Single by Caetano Veloso

from the album Caetano Veloso
- B-side: "Remelexo"
- Released: 1967
- Genre: Bossa nova, Psychedelic rock, Tropicália
- Label: Phillips
- Songwriter: Caetano Veloso

Caetano Veloso singles chronology
| "Samba Em Paz" (1965) | "Alegria, Alegria" (1967) | "Tropicália" (1968) |

= Alegria, Alegria =

Song by Caetano Veloso

Alegria, Alegria (Joy, Joy or Happiness, Happiness) is a song written and performed by Caetano Veloso. Often referred to as "the Brazilian anthem of 1967", it later appeared on his influential eponymous 1968 album. At first booed at the 1967 Rede Record festival for its use of electric guitars, Caetano's interpretation and attitude eventually won the audience over. It placed fourth at the festival.

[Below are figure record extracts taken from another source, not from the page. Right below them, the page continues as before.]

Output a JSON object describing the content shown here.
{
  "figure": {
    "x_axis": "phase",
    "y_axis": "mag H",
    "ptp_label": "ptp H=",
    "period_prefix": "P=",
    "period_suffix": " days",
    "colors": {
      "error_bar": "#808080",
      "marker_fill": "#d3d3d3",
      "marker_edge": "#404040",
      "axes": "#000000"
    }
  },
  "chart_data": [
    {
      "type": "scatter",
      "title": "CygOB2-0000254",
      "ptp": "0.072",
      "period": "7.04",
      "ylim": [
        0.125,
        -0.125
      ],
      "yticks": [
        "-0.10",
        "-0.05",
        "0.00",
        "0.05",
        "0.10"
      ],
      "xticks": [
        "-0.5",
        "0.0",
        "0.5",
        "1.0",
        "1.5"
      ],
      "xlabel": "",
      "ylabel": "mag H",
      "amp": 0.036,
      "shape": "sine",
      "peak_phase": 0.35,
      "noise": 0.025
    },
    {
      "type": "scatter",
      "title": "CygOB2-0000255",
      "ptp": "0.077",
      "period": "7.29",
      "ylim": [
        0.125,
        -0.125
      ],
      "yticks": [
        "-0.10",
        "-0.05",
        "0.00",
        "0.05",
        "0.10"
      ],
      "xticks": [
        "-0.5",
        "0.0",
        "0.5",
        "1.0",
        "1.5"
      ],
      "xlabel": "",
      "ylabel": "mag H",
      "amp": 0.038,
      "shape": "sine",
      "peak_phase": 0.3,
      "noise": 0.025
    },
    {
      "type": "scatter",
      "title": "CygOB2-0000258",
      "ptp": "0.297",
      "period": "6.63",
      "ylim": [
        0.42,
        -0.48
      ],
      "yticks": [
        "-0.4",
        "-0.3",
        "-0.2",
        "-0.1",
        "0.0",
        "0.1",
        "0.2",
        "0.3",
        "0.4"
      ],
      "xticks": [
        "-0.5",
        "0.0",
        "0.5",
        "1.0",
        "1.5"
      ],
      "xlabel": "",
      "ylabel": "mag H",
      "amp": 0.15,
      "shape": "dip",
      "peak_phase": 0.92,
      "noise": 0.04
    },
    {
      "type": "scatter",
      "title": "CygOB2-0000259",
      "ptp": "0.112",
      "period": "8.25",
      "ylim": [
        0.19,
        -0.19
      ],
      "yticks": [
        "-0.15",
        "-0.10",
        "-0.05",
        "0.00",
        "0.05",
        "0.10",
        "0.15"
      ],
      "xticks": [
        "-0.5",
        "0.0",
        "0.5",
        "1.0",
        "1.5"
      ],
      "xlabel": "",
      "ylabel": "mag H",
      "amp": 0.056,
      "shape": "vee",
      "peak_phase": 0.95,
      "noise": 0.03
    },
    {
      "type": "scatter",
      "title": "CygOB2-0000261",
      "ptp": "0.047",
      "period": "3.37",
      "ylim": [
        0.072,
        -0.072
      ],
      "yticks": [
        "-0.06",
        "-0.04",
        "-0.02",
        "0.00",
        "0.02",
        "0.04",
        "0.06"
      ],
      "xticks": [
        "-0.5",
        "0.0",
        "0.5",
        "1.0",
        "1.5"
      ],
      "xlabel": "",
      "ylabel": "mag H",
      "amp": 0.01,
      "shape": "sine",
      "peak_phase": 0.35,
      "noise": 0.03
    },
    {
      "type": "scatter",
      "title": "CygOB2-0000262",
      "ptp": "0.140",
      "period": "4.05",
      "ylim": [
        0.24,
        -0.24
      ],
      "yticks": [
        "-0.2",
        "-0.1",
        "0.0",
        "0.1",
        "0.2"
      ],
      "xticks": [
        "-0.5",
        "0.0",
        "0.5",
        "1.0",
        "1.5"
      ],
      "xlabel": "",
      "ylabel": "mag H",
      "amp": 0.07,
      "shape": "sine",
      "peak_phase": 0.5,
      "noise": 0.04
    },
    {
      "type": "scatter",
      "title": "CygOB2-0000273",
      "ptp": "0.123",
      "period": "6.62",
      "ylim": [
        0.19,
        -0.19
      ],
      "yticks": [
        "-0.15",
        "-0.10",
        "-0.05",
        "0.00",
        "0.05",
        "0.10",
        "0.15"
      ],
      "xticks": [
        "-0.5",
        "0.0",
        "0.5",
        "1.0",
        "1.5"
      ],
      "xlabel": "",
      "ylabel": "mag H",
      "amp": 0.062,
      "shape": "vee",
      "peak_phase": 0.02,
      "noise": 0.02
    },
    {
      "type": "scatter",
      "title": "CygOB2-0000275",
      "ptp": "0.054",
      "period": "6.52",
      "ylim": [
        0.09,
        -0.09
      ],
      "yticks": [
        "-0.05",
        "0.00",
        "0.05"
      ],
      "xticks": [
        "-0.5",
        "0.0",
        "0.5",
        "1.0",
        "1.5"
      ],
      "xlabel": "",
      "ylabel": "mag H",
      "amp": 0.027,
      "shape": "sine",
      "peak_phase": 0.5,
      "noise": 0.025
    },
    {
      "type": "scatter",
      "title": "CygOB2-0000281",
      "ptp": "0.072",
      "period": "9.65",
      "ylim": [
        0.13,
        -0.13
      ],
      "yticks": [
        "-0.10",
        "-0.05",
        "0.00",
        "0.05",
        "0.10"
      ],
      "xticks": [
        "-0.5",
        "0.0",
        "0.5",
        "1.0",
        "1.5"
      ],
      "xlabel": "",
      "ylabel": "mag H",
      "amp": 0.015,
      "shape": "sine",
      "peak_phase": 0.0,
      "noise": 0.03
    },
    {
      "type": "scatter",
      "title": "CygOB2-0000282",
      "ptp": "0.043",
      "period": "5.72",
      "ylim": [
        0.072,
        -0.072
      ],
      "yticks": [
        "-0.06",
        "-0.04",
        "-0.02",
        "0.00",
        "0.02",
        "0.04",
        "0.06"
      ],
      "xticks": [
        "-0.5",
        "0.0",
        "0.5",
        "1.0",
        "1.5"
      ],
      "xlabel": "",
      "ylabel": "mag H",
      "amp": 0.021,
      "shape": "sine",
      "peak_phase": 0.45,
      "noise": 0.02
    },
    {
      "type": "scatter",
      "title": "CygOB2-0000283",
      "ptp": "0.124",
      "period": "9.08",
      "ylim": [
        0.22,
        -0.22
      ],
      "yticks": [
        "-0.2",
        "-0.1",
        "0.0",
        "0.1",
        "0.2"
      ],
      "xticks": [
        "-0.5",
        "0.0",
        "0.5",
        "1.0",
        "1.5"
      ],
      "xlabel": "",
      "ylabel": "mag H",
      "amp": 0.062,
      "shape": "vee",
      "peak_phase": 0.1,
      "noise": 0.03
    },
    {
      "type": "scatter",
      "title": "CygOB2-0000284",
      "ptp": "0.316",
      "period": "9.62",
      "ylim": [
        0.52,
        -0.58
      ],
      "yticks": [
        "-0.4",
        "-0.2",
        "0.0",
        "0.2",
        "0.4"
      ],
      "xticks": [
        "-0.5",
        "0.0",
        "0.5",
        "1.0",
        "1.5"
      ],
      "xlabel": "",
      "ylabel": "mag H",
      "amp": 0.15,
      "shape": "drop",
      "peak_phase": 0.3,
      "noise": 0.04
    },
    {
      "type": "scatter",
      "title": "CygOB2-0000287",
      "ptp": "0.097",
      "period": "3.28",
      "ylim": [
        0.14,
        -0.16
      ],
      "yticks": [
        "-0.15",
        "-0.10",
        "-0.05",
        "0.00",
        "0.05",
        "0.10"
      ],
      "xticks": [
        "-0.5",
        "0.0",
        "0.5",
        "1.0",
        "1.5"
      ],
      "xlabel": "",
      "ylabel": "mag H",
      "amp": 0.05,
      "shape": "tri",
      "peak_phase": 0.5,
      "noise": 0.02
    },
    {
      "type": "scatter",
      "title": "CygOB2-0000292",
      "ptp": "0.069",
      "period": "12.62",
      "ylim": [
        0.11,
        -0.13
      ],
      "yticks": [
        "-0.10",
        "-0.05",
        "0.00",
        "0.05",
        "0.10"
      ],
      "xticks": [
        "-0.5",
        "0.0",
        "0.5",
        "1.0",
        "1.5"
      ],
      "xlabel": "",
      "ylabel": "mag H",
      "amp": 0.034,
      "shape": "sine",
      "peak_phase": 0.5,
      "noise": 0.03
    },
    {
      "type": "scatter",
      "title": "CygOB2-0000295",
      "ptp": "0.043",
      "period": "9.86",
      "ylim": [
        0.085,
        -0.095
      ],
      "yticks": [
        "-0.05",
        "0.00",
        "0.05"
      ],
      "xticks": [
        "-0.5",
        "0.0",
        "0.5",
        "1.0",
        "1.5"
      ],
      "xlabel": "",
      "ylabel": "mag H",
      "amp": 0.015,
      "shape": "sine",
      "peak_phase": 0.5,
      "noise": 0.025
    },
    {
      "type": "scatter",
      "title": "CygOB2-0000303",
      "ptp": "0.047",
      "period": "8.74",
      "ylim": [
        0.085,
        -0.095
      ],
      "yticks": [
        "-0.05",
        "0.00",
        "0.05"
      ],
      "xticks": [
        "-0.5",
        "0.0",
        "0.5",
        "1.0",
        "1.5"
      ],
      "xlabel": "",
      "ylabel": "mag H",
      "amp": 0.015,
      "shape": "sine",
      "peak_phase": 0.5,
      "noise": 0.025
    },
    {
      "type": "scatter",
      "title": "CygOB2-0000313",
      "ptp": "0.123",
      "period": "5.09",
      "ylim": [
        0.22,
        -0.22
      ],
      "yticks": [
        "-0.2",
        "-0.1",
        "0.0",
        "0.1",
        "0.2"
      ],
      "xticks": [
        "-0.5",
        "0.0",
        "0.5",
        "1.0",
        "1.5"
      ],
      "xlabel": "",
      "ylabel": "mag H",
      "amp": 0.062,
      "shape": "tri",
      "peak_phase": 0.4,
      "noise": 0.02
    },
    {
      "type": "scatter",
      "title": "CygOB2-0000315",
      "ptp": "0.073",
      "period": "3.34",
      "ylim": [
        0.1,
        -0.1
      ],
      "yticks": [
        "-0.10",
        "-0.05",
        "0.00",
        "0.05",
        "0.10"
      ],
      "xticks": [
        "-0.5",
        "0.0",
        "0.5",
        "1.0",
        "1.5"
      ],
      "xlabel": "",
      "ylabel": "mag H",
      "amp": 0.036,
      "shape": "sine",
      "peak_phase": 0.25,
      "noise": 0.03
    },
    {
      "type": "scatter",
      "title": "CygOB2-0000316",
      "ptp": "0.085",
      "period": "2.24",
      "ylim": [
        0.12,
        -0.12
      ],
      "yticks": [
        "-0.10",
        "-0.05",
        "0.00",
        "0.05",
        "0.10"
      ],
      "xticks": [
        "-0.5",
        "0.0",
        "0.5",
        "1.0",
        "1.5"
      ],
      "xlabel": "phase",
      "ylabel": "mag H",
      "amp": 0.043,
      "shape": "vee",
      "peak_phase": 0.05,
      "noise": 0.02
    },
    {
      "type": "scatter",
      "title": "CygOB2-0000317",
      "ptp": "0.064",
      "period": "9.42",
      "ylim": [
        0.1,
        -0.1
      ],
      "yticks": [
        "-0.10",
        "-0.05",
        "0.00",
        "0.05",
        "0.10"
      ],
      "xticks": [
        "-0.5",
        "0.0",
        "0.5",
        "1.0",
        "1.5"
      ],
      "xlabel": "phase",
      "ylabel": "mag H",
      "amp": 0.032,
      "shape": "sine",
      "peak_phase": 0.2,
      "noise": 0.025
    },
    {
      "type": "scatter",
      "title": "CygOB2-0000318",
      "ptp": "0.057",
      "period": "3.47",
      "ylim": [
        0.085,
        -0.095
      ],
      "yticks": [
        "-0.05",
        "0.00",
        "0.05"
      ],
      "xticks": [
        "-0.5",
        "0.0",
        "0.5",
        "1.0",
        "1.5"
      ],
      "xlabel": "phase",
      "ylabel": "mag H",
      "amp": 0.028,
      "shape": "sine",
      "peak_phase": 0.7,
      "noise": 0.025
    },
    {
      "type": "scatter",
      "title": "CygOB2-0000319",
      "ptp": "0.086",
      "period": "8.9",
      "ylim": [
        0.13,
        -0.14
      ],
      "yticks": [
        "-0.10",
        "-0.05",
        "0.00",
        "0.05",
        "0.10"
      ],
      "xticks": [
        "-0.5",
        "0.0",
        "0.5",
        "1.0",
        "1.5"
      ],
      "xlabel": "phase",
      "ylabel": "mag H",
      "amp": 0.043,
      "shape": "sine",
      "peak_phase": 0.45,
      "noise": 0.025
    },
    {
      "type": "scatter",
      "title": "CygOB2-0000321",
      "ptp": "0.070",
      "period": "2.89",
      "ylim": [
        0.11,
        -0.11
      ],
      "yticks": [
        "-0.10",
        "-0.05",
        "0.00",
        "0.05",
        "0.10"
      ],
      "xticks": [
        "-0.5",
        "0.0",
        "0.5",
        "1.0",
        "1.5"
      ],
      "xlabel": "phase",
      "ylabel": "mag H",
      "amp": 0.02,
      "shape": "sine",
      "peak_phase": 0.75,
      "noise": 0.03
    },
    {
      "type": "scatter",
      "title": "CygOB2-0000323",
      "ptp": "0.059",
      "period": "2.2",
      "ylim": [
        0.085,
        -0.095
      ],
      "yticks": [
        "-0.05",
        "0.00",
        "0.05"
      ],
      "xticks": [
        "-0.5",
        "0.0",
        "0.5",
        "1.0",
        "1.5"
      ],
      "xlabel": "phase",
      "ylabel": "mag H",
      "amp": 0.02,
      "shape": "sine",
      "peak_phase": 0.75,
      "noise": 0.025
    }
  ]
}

Caetano has called it his "best-known song", comparing it to the Rolling Stones' "(I Can't Get No) Satisfaction" in terms of its place in his oeuvre. He partially based the song's composition on the previous year's winner, Chico Buarque's much more conventional "A Banda", purposely incorporating controversial rock and roll instrumentation – provided by the Paulino band The Beat Boys – to provoke the crowd. Although "alegria" means "joy" or "happiness" in Portuguese, the theme of the song is freedom. Caetano took the title phrase from the popular TV personality Chacrinha, who had in turn borrowed it from singer Wilson Simonal.

The song is, alongside Daniela Mercury's "O Canto da Cidade", remembered by the population for the 1992 Fernando Collor de Mello impeachment. The miniseries Anos Rebeldes – the theme song for which was "Alegria, Alegria" – was a hit at the time, and Caetano's song was sung during public manifestations in favor of impeachment. Fittingly, Mercury later recorded the song for an album celebrating the thirty years of the Tropicália movement.

The song was voted by the Brazilian edition of Rolling Stone as the 10th greatest Brazilian song.